A portrait of George Carlin will be installed in the National Portrait Gallery’s “Recognize” space—a wall in one of its galleries that highlights one important person in the collection as chosen by fans and friends of the museum who voted through Smithsonianmag.com. The museum’s historians and curators selected three comedian’s portraits to choose from: Ellen DeGeneres, George Carlin and Groucho Marx. Thousands of votes were cast, and Carlin received the most votes. Arthur Grace’s photographic portrait of him will appear on the Recognize wall March 27.

Last fall, the Portrait Gallery created ‘Recognize” as an opportunity for people to decide what will go on display as it continues to acknowledge those who have influenced American politics, history and culture. Twice a year, the museum presents three portraits, and the public can vote for the one they would like to see on the “Recognize” wall.

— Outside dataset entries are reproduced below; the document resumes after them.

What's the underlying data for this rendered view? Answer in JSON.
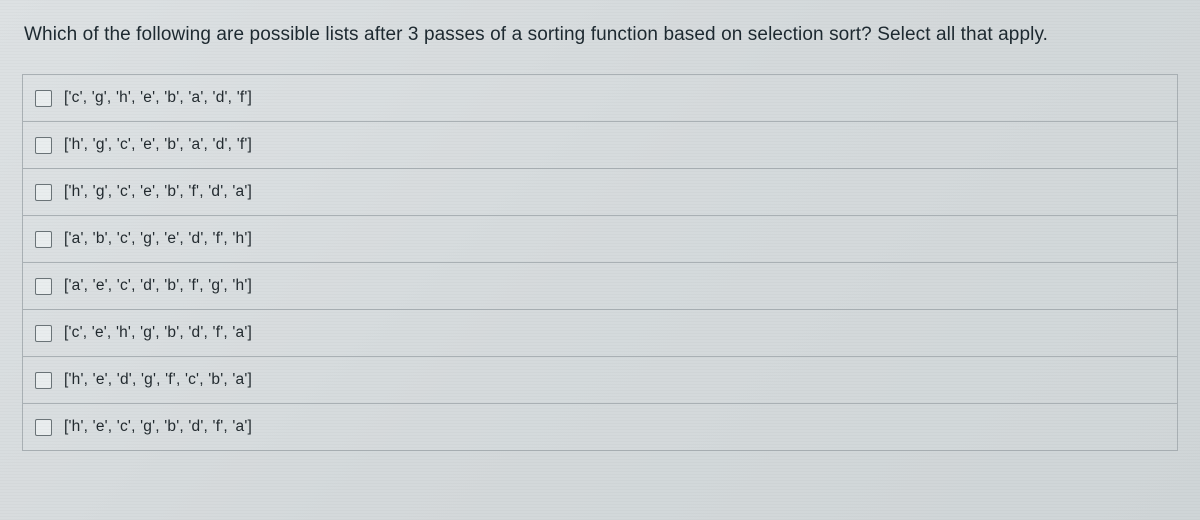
{
  "question": "Which of the following are possible lists after 3 passes of a sorting function based on selection sort? Select all that apply.",
  "options": [
    {
      "label": "['c', 'g', 'h', 'e', 'b', 'a', 'd', 'f']"
    },
    {
      "label": "['h', 'g', 'c', 'e', 'b', 'a', 'd', 'f']"
    },
    {
      "label": "['h', 'g', 'c', 'e', 'b', 'f', 'd', 'a']"
    },
    {
      "label": "['a', 'b', 'c', 'g', 'e', 'd', 'f', 'h']"
    },
    {
      "label": "['a', 'e', 'c', 'd', 'b', 'f', 'g', 'h']"
    },
    {
      "label": "['c', 'e', 'h', 'g', 'b', 'd', 'f', 'a']"
    },
    {
      "label": "['h', 'e', 'd', 'g', 'f', 'c', 'b', 'a']"
    },
    {
      "label": "['h', 'e', 'c', 'g', 'b', 'd', 'f', 'a']"
    }
  ]
}
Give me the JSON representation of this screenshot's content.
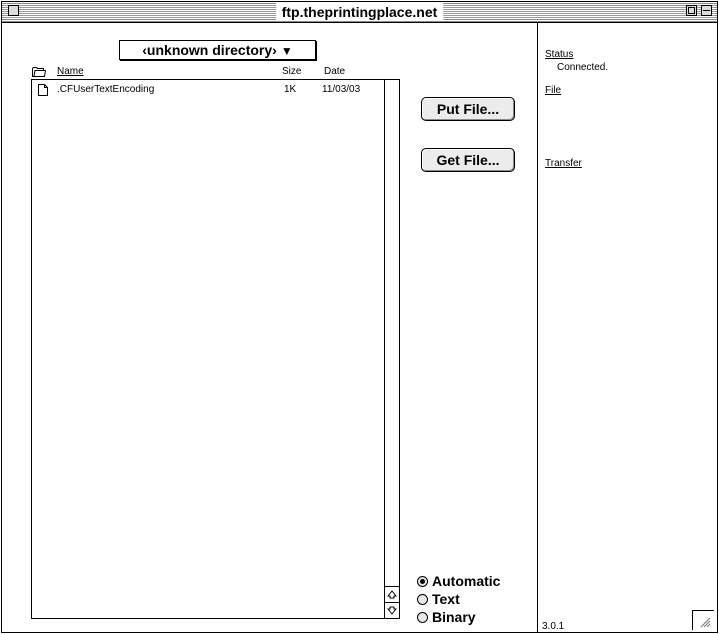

Carlin (1937–2008) was known for his blunt and unapologetic approach to taboo subjects, including politics, language, psychology and religion. Carlin’s “Seven Words You Can Never Say on Television” routine led his arrest in 1972 for violating obscenity laws. The routine became central to a Supreme Court case in which the court affirmed the government’s power to censor material on public airwaves. Carlin was a frequent performer and guest host on The Tonight Show during Johnny Carson’s tenure as host. He also appeared in numerous films, including the cult classics Bill & Ted’s Excellent Adventure and Bill and Ted’s Bogus Journey. He starred in the sitcom The George Carlin Show from 1993 to 1995 and released 14 HBO comedy specials. In 2008, Carlin was posthumously awarded the Mark Twain Prize for American Humor.